An official for the animal conservation—which was set up by the late Crocodile Hunter Steve Irwin and is currently run by his widow, Terri—has acknowledged that it fell victim to "a highly sophisticated case of deception" that led to its current implication in a budding tax-evasion scandal.
The case has been big news Down Under for several months, with debt collector Alyssa Treasury Services filing separate lawsuits last month against Australia Zoo and Terri Irwin, for roughly $2.3 million and $55,000, respectively, for outstanding debts owed to a handful of overseas banks and companies stemming from a series of less than legitimate investments made, allegedly in an effort to avoid paying taxes.
At the time, both denied any knowing involvement in the questionable investments, though now say that they did enter into "a series of highly professional proposals" with offshore businesses that had ties to Australia's former tax commissioner Nick Petroulias, who in December was slapped with bribery and corruption charges.
Both Irwin and Frank Muscillo, the zoo's general manager and, handily, Steve Irwin's brother-in-law, said Petroulias had passed himself off as a consultant on their investments and convinced them as to their legitimacy.

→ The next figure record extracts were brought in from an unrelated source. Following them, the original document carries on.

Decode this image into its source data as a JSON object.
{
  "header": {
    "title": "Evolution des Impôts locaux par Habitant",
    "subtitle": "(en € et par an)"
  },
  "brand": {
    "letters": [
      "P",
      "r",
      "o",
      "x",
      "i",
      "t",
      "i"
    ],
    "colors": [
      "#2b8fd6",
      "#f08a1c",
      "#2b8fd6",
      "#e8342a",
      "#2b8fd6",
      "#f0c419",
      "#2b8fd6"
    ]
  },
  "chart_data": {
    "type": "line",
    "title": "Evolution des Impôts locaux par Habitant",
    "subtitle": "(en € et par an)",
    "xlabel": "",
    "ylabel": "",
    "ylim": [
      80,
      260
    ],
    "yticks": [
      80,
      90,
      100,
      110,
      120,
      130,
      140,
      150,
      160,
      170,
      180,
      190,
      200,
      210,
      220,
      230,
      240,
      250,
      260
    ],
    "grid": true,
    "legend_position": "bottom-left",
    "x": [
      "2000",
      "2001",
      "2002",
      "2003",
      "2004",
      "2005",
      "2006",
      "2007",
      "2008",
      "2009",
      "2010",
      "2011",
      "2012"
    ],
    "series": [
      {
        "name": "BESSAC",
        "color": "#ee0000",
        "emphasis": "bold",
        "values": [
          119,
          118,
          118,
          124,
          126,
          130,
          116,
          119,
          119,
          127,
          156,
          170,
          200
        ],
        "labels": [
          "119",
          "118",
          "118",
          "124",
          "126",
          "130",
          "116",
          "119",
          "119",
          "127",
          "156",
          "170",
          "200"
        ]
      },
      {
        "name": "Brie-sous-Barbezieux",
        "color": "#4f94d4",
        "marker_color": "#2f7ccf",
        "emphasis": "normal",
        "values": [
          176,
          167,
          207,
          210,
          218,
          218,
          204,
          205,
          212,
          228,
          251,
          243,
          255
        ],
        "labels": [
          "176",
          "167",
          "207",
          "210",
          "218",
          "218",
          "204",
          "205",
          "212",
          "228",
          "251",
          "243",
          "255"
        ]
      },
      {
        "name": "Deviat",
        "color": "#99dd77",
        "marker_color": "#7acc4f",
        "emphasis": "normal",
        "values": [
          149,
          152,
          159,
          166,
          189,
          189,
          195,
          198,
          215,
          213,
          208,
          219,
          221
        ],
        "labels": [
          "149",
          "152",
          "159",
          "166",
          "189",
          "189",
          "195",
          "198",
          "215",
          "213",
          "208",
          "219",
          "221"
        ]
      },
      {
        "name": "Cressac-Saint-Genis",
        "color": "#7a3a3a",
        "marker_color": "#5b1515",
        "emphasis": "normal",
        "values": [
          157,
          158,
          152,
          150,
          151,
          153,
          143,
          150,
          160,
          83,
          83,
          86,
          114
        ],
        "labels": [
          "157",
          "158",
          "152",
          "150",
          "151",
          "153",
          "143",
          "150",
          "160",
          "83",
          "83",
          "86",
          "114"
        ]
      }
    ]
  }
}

Broadly aware of the alleged shortcomings in Petroulias' character, Muscillo said that each time the zoo questioned either the tax plan's legitimacy or Petroulias' involvement, "assurances were provided to them that he would be cleared of any allegations."
The deals began to fall apart early last year, when a zoo accountant discovered that all of the investments, made through Petroulias' Singapore-based firm HQZ Argentum, were done through unlicensed and unregistered companies.
In the wake of the discovery, court documents show that the company warned the zoo it could face a major tax audit if it pulled out of the deals, saying it would be unable to defend the false claims.
"Clearly we wish we had not dealt with these organizations and these people," Muscillo said, adding that they were speaking out now to flag up more possible deception, saying, "as a high-profile organization, we want to warn other Australians."
"This situation has cost us a lot. Not just in monetary terms, but in respect of our reputation."
In the wake of the allegations first coming to light, Bob Irwin, Steve's father, resigned from his position at the zoo, amid rumors of a rift with Terri.
All the deals, mostly brokered through a Singapore-based company, were initiated in 2005 but not formally entered into until June 2006, three months before Steve Irwin's death. It's unclear if the late Croc Hunter was aware of the deals as he typically left the financial side of the business up to his wife; however, Terri Irwin and Muscillo were the documents' only signatories.